Selon la jurisprudence, il ne saurait être exclu que la coexistence sur un marché déterminé de deux marques puisse éventuellement contribuer, conjointement à d’autres éléments, à amoindrir le risque de confusion entre ces marques dans l’esprit du public pertinent [03/09/2009,-498/07 P, LA ESPAÑOLA (fig.)/ACEITE DE OLIVA CARBONELL (fig.), EU:C:2009:503, § 82]. Dans certains cas, la coexistence de marques antérieures sur le marché pourrait éventuellement amoindrir le risque de confusion constaté par l’Office entre deux marques en conflit [11/05/2005,-31/03, GRUPO SADA (fig.)/Sadia (fig.), EU:T:2005:169, § 86]. Toutefois, cette possibilité ne saurait être prise en considération que si, à tout le moins, au cours de la procédure concernant des motifs relatifs de refus devant l’EUIPO, le demandeur de la marque de l’Union européenne a dûment démontré que cette coexistence reposait sur l’absence d’un risque de confusion dans l’esprit du public pertinent entre les marques antérieures qu’il invoque et la marque antérieure de l’intervenante sur laquelle l’opposition est fondée, et à condition que les marques antérieures concernées et les marques en conflit soient identiques [11/05/2005-, T 31/03, GRUPO SADA (fig.)/86]. Étant donné que la demanderesse n’a produit aucun élément de preuve démontrant une telle coexistence, hormis la simple indication de l’existence de ces marques dans le registre, l’argument de la coexistence doit être rejeté.
La division d’opposition doit indiquer que l’existence d’enregistrements de marques similaires n’est pas, en soi, particulièrement déterminante, étant donné qu’elle ne reflète pas nécessairement la situation sur le marché.

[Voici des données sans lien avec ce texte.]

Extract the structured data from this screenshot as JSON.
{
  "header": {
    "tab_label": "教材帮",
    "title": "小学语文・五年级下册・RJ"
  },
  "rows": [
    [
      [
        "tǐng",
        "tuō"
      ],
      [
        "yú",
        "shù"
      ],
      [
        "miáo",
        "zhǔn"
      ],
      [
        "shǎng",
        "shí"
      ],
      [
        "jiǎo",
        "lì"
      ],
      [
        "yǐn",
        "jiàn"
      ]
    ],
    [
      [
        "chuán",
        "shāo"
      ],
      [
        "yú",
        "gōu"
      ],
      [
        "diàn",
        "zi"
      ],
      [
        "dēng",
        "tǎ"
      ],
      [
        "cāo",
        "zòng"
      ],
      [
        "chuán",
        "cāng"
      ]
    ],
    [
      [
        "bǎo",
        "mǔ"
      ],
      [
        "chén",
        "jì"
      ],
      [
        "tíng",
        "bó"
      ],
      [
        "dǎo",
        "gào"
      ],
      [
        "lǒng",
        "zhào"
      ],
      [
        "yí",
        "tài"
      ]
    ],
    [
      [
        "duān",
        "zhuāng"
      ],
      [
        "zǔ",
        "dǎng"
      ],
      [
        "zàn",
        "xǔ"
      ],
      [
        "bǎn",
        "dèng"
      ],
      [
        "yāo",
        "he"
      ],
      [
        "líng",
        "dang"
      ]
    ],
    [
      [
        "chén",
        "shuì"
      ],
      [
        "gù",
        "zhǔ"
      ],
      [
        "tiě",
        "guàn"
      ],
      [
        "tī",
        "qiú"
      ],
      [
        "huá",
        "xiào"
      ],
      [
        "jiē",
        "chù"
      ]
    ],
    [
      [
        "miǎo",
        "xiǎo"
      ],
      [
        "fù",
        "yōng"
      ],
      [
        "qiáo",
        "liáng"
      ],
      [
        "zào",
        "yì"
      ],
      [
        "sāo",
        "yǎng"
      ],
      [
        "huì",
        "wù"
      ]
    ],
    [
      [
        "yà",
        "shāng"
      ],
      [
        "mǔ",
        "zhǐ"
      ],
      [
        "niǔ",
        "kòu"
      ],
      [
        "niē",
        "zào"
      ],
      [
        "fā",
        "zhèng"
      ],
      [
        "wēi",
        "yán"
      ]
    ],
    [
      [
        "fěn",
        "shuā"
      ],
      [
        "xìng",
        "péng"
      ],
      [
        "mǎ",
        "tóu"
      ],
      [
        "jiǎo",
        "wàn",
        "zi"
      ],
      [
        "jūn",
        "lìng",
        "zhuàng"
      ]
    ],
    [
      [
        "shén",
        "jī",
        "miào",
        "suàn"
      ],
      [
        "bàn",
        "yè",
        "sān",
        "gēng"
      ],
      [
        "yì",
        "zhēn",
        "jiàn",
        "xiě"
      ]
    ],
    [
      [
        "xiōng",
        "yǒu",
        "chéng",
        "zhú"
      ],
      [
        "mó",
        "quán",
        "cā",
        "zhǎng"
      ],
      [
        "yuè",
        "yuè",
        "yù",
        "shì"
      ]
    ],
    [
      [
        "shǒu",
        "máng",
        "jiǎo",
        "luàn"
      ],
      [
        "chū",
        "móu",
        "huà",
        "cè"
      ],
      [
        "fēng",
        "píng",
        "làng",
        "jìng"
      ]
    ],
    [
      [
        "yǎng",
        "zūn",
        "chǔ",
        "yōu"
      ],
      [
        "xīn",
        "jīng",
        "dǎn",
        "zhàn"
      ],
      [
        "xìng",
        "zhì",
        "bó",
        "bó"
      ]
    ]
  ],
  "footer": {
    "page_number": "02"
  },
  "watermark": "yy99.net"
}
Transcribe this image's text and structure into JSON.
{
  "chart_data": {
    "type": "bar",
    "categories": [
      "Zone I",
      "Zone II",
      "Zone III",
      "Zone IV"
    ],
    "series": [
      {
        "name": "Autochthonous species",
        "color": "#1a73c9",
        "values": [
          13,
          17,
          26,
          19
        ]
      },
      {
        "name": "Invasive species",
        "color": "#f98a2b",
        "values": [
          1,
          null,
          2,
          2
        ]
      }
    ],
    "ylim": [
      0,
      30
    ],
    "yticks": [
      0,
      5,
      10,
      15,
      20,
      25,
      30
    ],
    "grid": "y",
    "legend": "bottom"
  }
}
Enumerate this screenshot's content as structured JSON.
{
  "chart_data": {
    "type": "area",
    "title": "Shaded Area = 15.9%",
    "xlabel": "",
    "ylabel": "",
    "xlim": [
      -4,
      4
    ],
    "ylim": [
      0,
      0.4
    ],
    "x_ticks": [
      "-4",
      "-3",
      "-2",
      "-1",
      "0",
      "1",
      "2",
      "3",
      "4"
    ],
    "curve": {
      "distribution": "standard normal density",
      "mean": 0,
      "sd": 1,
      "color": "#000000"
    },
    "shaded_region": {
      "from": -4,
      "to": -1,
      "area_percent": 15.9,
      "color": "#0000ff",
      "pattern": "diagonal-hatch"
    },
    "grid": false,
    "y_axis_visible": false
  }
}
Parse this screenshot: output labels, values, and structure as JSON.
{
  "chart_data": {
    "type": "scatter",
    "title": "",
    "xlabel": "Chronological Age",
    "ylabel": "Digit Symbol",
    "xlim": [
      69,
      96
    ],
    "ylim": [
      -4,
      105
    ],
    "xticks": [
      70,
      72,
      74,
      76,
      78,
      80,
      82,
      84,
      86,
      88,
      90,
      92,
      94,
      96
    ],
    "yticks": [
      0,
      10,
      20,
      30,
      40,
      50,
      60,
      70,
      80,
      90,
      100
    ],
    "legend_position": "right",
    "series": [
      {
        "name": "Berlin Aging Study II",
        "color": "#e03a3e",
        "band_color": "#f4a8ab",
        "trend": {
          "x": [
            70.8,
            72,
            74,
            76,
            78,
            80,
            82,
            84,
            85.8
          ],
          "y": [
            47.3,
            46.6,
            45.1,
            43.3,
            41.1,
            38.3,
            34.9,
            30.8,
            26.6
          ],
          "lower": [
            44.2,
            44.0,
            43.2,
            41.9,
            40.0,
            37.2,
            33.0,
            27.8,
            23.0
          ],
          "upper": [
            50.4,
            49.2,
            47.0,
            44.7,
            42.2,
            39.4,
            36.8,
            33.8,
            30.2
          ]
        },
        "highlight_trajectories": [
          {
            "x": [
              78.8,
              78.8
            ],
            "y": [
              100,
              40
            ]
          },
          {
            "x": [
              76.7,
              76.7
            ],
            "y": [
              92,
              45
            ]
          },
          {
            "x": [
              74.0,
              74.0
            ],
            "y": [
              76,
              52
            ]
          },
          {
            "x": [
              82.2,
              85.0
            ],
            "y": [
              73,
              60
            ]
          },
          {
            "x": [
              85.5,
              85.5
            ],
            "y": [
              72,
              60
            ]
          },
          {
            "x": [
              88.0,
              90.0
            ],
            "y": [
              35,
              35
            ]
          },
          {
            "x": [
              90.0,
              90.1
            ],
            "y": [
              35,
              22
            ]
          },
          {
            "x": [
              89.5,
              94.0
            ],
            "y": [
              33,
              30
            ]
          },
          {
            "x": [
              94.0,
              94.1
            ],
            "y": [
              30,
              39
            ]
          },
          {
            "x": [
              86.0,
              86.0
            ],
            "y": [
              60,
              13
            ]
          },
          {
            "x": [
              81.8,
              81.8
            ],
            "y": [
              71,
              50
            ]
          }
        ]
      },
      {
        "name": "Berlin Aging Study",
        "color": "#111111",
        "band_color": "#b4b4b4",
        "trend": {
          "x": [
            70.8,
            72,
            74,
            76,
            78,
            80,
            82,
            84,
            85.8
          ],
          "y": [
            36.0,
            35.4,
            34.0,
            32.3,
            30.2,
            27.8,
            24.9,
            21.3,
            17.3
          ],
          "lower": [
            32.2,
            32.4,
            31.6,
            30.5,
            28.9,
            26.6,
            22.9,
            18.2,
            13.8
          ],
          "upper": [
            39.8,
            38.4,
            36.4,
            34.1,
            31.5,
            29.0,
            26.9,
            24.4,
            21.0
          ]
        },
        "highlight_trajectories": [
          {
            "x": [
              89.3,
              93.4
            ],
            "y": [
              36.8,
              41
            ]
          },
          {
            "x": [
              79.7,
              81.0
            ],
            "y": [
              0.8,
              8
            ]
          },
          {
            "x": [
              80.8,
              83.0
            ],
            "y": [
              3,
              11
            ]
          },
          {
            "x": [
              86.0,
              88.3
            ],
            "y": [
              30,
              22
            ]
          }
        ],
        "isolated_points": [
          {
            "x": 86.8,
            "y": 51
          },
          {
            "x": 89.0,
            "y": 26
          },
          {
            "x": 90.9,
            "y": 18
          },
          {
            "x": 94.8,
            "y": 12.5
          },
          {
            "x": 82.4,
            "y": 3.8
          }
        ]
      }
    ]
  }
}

En d’autres termes, on ne saurait présumer, sur la base des seules données du registre, que toutes ces marques ont effectivement été utilisées. Il s’ensuit que les éléments de preuve produits ne démontrent pas que les consommateurs ont été exposés à un usage généralisé de marques incluant les éléments «SOL/SO» et «PLASTIC» représentés comme en l’espèce et s’y sont habitués. Dans ces circonstances, les allégations de la demanderesse doivent être rejetées.
Décision sur l’opposition no B 3 172 080 Page sur 9 9
FRAIS
Conformément à l’article 109, paragraphe 1, du RMUE, la partie perdante dans une procédure d’opposition doit supporter les taxes et frais exposés par l’autre partie. Conformément à l’article 109, paragraphe 3, du RMUE, dans la mesure où les parties succombent respectivement sur un ou plusieurs chefs, ou dans la mesure où l’équité l’exige, la division d’opposition décide d’une répartition différente des frais.
Étant donné que l’opposition n’est accueillie que pour une partie des produits et services contestés, les deux parties succombent respectivement sur un ou plusieurs chefs. Par conséquent, chaque partie doit supporter ses propres dépens.
De la division d’opposition
Gilberto Macias Mónica Mollet Rune Boysen BONILLA MAQUEDA LØN
Conformément à l’article 67 du RMUE, toute partie peut recourir contre cette décision pour autant que cette dernière n’ait pas fait droit à ses prétentions. Conformément à l’article 68 du RMUE, le recours doit être formé par écrit auprès de l’Office dans un délai de deux mois à compter du jour de la notification de la présente décision. L’acte de recours est déposé dans la langue de procédure de la décision attaquée. En outre, un mémoire exposant les motifs du recours doit être déposé par écrit dans un délai de quatre mois à compter de cette date. Le recours n’est considéré comme formé qu’après paiement de la taxe de recours d’un montant de 720 EUR.